The actual hard part of persistent heaps isn't the persistence part. It's transactionality and upgrade management.

It is of course important to point out that this is akin to casting a struct to a void pointer and writing it to a file (it's just faster), which works extremely well but requires the data structures to have a stable memory representation. If one changes the structs in any way, old persistent data will look like garbage. One should therefore still have an extremely well-defined and versioned system for managing persistent data, rather than just arbitrarily allocating objects on the persistent heap.

It's still neat, though.

Yup. In this aspect libpmemobj could be compared to how Cap'N Proto [0] works. And of course, this has some trade-offs that users need to be aware of.

[0] - https://capnproto.org/index.html

It would appear to be treated as a type of object store that you access with a special library, or through the OS as a filesystem: https://software.intel.com/en-us/articles/introduction-to-pr...
Thats very very interesting. Many thanks for sharing.

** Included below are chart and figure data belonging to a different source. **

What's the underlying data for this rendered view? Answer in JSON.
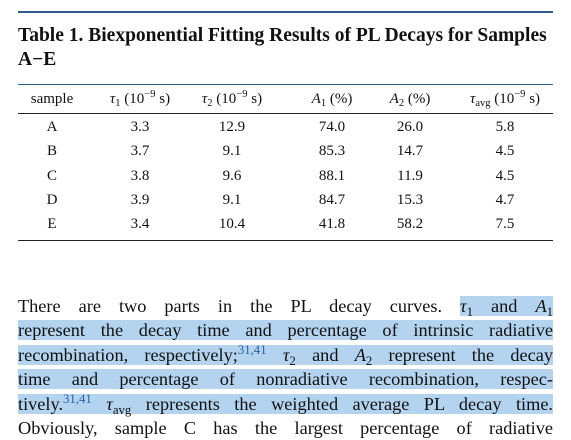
{
  "title": "Table 1. Biexponential Fitting Results of PL Decays for Samples A−E",
  "table": {
    "columns": [
      {
        "label": "sample"
      },
      {
        "symbol": "τ",
        "sub": "1",
        "unit": "(10",
        "exp": "−9",
        "unit_end": "s)"
      },
      {
        "symbol": "τ",
        "sub": "2",
        "unit": "(10",
        "exp": "−9",
        "unit_end": "s)"
      },
      {
        "symbol": "A",
        "sub": "1",
        "unit": "(%)"
      },
      {
        "symbol": "A",
        "sub": "2",
        "unit": "(%)"
      },
      {
        "symbol": "τ",
        "sub": "avg",
        "unit": "(10",
        "exp": "−9",
        "unit_end": "s)"
      }
    ],
    "rows": [
      [
        "A",
        "3.3",
        "12.9",
        "74.0",
        "26.0",
        "5.8"
      ],
      [
        "B",
        "3.7",
        "9.1",
        "85.3",
        "14.7",
        "4.5"
      ],
      [
        "C",
        "3.8",
        "9.6",
        "88.1",
        "11.9",
        "4.5"
      ],
      [
        "D",
        "3.9",
        "9.1",
        "84.7",
        "15.3",
        "4.7"
      ],
      [
        "E",
        "3.4",
        "10.4",
        "41.8",
        "58.2",
        "7.5"
      ]
    ]
  },
  "paragraph": {
    "lines": [
      [
        "There are two parts in the PL decay curves.",
        "τ",
        "1",
        "and",
        "A",
        "1"
      ],
      [
        "represent the decay time and percentage of intrinsic radiative"
      ],
      [
        "recombination, respectively;",
        "31,41",
        "τ",
        "2",
        "and",
        "A",
        "2",
        "represent the decay"
      ],
      [
        "time and percentage of nonradiative recombination, respec-"
      ],
      [
        "tively.",
        "31,41",
        "τ",
        "avg",
        "represents the weighted average PL decay time."
      ],
      [
        "Obviously, sample C has the largest percentage of radiative"
      ]
    ]
  }
}
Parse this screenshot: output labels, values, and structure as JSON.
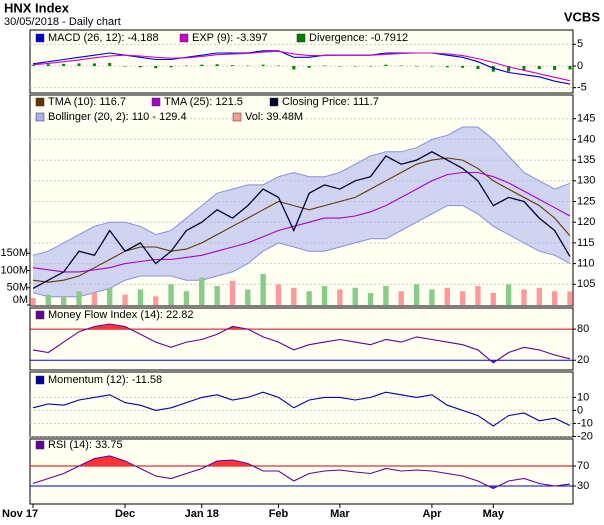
{
  "header": {
    "title": "HNX Index",
    "subtitle": "30/05/2018 - Daily chart",
    "source": "VCBS"
  },
  "chart_data": [
    {
      "type": "line",
      "ylim": [
        -6,
        6
      ],
      "yticks": [
        5,
        0,
        -5
      ],
      "series": [
        {
          "name": "MACD (26, 12): -4.188",
          "kind": "line",
          "color": "#0000cc",
          "values": [
            0.5,
            1,
            1.5,
            2,
            2.5,
            3,
            2.5,
            2,
            1.5,
            1.5,
            2,
            2.5,
            3,
            3,
            3,
            3.5,
            3.5,
            2,
            2,
            2.5,
            2.5,
            2.5,
            2.5,
            3,
            3,
            3,
            3,
            2.5,
            2,
            1,
            -0.5,
            -1.5,
            -2,
            -2.5,
            -3.5,
            -4.188
          ]
        },
        {
          "name": "EXP (9): -3.397",
          "kind": "line",
          "color": "#cc00cc",
          "values": [
            0.3,
            0.6,
            1,
            1.4,
            1.9,
            2.3,
            2.5,
            2.3,
            2,
            1.8,
            1.9,
            2.2,
            2.6,
            2.8,
            2.9,
            3.2,
            3.4,
            2.8,
            2.4,
            2.4,
            2.5,
            2.5,
            2.5,
            2.7,
            2.9,
            3,
            3,
            2.8,
            2.4,
            1.7,
            0.8,
            -0.2,
            -1,
            -1.8,
            -2.6,
            -3.397
          ]
        },
        {
          "name": "Divergence: -0.7912",
          "kind": "bar",
          "color": "#008000",
          "values": [
            0.2,
            0.4,
            0.5,
            0.6,
            0.6,
            0.7,
            0,
            -0.3,
            -0.5,
            -0.3,
            0.1,
            0.3,
            0.4,
            0.2,
            0.1,
            0.3,
            0.1,
            -0.8,
            -0.4,
            0.1,
            0,
            0,
            0,
            0.3,
            0.1,
            0,
            0,
            -0.3,
            -0.4,
            -0.7,
            -1.3,
            -1.3,
            -1,
            -0.7,
            -0.9,
            -0.7912
          ]
        }
      ]
    },
    {
      "type": "line",
      "ylim": [
        100,
        150
      ],
      "yticks": [
        105,
        110,
        115,
        120,
        125,
        130,
        135,
        140,
        145
      ],
      "y2lim": [
        0,
        600
      ],
      "y2ticks": [
        {
          "value": 0,
          "label": "0M"
        },
        {
          "value": 50,
          "label": "50M"
        },
        {
          "value": 100,
          "label": "100M"
        },
        {
          "value": 150,
          "label": "150M"
        }
      ],
      "series": [
        {
          "name": "TMA (10): 116.7",
          "kind": "line",
          "color": "#663300",
          "values": [
            106,
            105.5,
            106,
            107,
            109,
            111,
            113,
            114,
            114,
            113,
            113.5,
            115,
            117,
            119,
            121,
            123,
            125,
            124,
            123,
            124,
            125,
            126,
            128,
            130,
            132,
            134,
            135,
            135.5,
            135,
            133,
            130,
            128,
            126,
            124,
            121,
            116.7
          ]
        },
        {
          "name": "TMA (25): 121.5",
          "kind": "line",
          "color": "#aa00cc",
          "values": [
            109,
            108.5,
            108,
            108,
            108.5,
            109,
            110,
            110.5,
            111,
            111,
            111.5,
            112,
            113,
            114,
            115,
            116.5,
            118,
            119,
            120,
            121,
            121,
            121.5,
            122.5,
            124,
            126,
            128,
            130,
            131.5,
            132,
            132,
            131,
            129.5,
            127.5,
            125.5,
            123.5,
            121.5
          ]
        },
        {
          "name": "Closing Price: 111.7",
          "kind": "close",
          "color": "#000033",
          "values": [
            104,
            106,
            108,
            113,
            112,
            118,
            113,
            115,
            110,
            113,
            118,
            120,
            123,
            121,
            124,
            128,
            126,
            118,
            127,
            129,
            128,
            130,
            131,
            136,
            134,
            135,
            137,
            135,
            133,
            130,
            124,
            126,
            125,
            121,
            118,
            111.7
          ]
        },
        {
          "name": "Bollinger (20, 2): 110 - 129.4",
          "kind": "band",
          "color": "#aab0ee",
          "upper": [
            112,
            113,
            115,
            117,
            119,
            120,
            120,
            119,
            117,
            118,
            121,
            124,
            127,
            128,
            129,
            129,
            131,
            132,
            131,
            131,
            132,
            134,
            136,
            137,
            137,
            138,
            140,
            141,
            143,
            143,
            140,
            136,
            132,
            130,
            128,
            129.4
          ],
          "lower": [
            103,
            102,
            102,
            102,
            103,
            104,
            106,
            107,
            107,
            107,
            106,
            106,
            107,
            108,
            110,
            113,
            115,
            114,
            113,
            113,
            114,
            115,
            116,
            116,
            118,
            120,
            122,
            124,
            124,
            122,
            119,
            117,
            115,
            113,
            112,
            110
          ]
        },
        {
          "name": "Vol: 39.48M",
          "kind": "volume",
          "axis": "y2",
          "color": "#ff9999",
          "up_color": "#88cc88",
          "values": [
            20,
            30,
            25,
            40,
            35,
            50,
            30,
            45,
            25,
            60,
            40,
            80,
            55,
            70,
            45,
            90,
            60,
            50,
            40,
            55,
            45,
            50,
            35,
            55,
            40,
            60,
            45,
            50,
            40,
            55,
            35,
            60,
            45,
            50,
            40,
            39.48
          ]
        }
      ]
    },
    {
      "type": "line",
      "ylim": [
        5,
        115
      ],
      "yticks": [
        80,
        20
      ],
      "tick_colors": [
        "#cc0000",
        "#0000cc"
      ],
      "zones": [
        {
          "above": 80,
          "color": "#ff3333"
        },
        {
          "below": 20,
          "color": "#3333ff"
        }
      ],
      "series": [
        {
          "name": "Money Flow Index (14): 22.82",
          "kind": "line",
          "color": "#660099",
          "values": [
            40,
            35,
            55,
            75,
            85,
            90,
            85,
            70,
            55,
            45,
            55,
            60,
            70,
            85,
            80,
            65,
            55,
            40,
            50,
            55,
            60,
            55,
            50,
            60,
            55,
            65,
            60,
            55,
            50,
            40,
            15,
            35,
            45,
            40,
            30,
            22.82
          ]
        }
      ]
    },
    {
      "type": "line",
      "ylim": [
        -22,
        28
      ],
      "yticks": [
        10,
        0,
        -10,
        -20
      ],
      "series": [
        {
          "name": "Momentum (12): -11.58",
          "kind": "line",
          "color": "#0000aa",
          "values": [
            2,
            5,
            4,
            8,
            10,
            12,
            6,
            4,
            0,
            2,
            6,
            10,
            12,
            8,
            10,
            14,
            10,
            2,
            8,
            10,
            10,
            8,
            10,
            14,
            12,
            10,
            12,
            4,
            0,
            -4,
            -12,
            -4,
            -2,
            -8,
            -6,
            -11.58
          ]
        }
      ]
    },
    {
      "type": "line",
      "ylim": [
        -4,
        122
      ],
      "yticks": [
        70,
        30
      ],
      "tick_colors": [
        "#cc0000",
        "#0000cc"
      ],
      "zones": [
        {
          "above": 70,
          "color": "#ff3333"
        },
        {
          "below": 30,
          "color": "#3333ff"
        }
      ],
      "categories": [
        "Nov 17",
        null,
        null,
        null,
        null,
        null,
        "Dec",
        null,
        null,
        null,
        null,
        "Jan 18",
        null,
        null,
        null,
        null,
        "Feb",
        null,
        null,
        null,
        "Mar",
        null,
        null,
        null,
        null,
        null,
        "Apr",
        null,
        null,
        null,
        "May",
        null,
        null,
        null,
        null,
        null
      ],
      "series": [
        {
          "name": "RSI (14): 33.75",
          "kind": "line",
          "color": "#660099",
          "values": [
            35,
            45,
            55,
            70,
            85,
            90,
            80,
            65,
            50,
            45,
            55,
            65,
            80,
            82,
            75,
            60,
            60,
            40,
            55,
            60,
            62,
            58,
            55,
            65,
            60,
            62,
            60,
            55,
            50,
            40,
            25,
            40,
            45,
            35,
            30,
            33.75
          ]
        }
      ]
    }
  ]
}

So its still a serialize/deserialize cycle, but the access libs built on top of the persistent memory look interesting.

I see it as a disk drive where memory mapping is a NOP and its performance close to RAM. So an .exe starting from this disk already has all of its contents mapped to RAM, and you can create and memory-map a 512 GB file on it and use it essentially as a RAM blovk in your processe's memory space. But you then can close and reopen it meaning it's guaranteed to be persistent.